The Wigmore criteria are so named because they were set out by John Henry Wigmore in his book Evidence in Trials at Common Law:

(1) The communications must originate in a confidence that they will not be disclosed.

(2) This element of confidentiality must be essential to the full and satisfactory maintenance of the relation between the parties.

(3) The relation must be one which in the opinion of the community ought to be sedulously fostered.

(4) The injury that would inure to the relation by the disclosure of the communications must be great than the benefit thereby gained for the correct disposal of litigation.

Noting that the term ‘religious communications’ was intended to confer a non-denominational approach to the subject, the Chief Justice also commented that religious communications that took place within a confidential context did not necessarily require that they be made to a priest or ordained minister.

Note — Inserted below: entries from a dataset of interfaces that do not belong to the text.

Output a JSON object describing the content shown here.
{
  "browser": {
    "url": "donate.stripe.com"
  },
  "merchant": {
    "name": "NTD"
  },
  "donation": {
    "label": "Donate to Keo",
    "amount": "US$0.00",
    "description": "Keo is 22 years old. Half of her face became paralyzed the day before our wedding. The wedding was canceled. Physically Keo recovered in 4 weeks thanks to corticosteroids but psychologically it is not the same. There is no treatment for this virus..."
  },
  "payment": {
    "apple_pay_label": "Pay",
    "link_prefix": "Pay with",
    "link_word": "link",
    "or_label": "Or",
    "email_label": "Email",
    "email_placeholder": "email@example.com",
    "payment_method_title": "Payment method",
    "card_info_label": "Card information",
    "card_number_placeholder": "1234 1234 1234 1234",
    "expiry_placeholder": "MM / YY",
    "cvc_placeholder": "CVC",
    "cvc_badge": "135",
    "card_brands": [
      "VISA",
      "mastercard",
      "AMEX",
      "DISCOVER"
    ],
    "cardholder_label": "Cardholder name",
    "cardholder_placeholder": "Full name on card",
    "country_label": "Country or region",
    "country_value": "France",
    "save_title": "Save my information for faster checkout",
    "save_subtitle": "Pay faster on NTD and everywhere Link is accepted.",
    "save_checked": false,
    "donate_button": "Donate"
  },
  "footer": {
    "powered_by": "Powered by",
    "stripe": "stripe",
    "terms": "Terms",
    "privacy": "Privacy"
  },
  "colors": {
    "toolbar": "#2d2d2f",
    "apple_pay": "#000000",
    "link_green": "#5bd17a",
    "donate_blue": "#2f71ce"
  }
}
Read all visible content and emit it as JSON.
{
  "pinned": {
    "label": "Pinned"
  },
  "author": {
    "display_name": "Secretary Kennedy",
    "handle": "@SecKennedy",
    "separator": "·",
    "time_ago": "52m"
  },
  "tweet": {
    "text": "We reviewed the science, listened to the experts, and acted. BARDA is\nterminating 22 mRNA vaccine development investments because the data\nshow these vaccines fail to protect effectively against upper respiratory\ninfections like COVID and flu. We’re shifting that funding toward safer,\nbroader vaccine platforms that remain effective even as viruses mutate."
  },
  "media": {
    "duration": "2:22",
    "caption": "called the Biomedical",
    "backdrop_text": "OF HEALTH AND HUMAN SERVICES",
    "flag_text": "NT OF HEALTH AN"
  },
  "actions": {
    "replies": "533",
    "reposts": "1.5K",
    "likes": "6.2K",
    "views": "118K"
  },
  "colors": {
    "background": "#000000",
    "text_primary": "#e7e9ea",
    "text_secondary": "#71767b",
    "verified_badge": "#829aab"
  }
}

In the case before him, the circumstances did not indicate that the communications from Ms. Gruenke to her spiritual advisor and pastor were intended to be made with an expectation of confidentiality – there was no church policy outlining when communications were to be kept confidential; there had been no communication that the conversation be kept in confidence; and, at one point Ms. Gruenke’s boyfriend joined the conversation at the spiritual advisor’s home – so he stopped at the first point of the Wigmore criteria.

Writing in dissent, Justice L’Heureux-Dubé conducted a good canvass of the literature and international cases dealing with the issue of a ‘religious communications’ privilege. While no such privilege does exist under the common law or statute law in Canada, Justice L’Heureux-Dubé’s analysis notes the practical difficulty that when religious communication is made with an expectation of confidentiality it has historically been rare for that confidence to be violated by priest or pastor (priests on potential penalty of excommunication should they violate the Sacrament of Reconciliation). One thing all nine judges hearing the case agreed on is that the matter of establishing a formal privilege for religious communications is a matter of policy, i.e. for decision by the legislatures of our land.

One point on which Canadian legislatures have agreed in regard to policy is that where there is a reasonable apprehension that a child is at risk all manner of privilege is suspended (solicitor-client, doctor-patient, etc) and reporting of the danger is required. And this, precisely, was the issue in Cloyne, Ireland.

Religious practice will be respected by Canadian courts, particularly when it is documented or the expectation of confidentiality is clearly expressed, but confidentiality of ‘religious communications’ has no comprehensive protection. The rule of law and the exclusive claims of religion overlap and will, at times, conflict. The Church – even the individual religious official – may be forced to decide the significance of confidentiality in communications with the threat of potential prosecution hanging in the atmosphere … on a case-by-case basis.

Don Hutchinson is Vice-President and General Legal Counsel with The Evangelical Fellowship of Canada.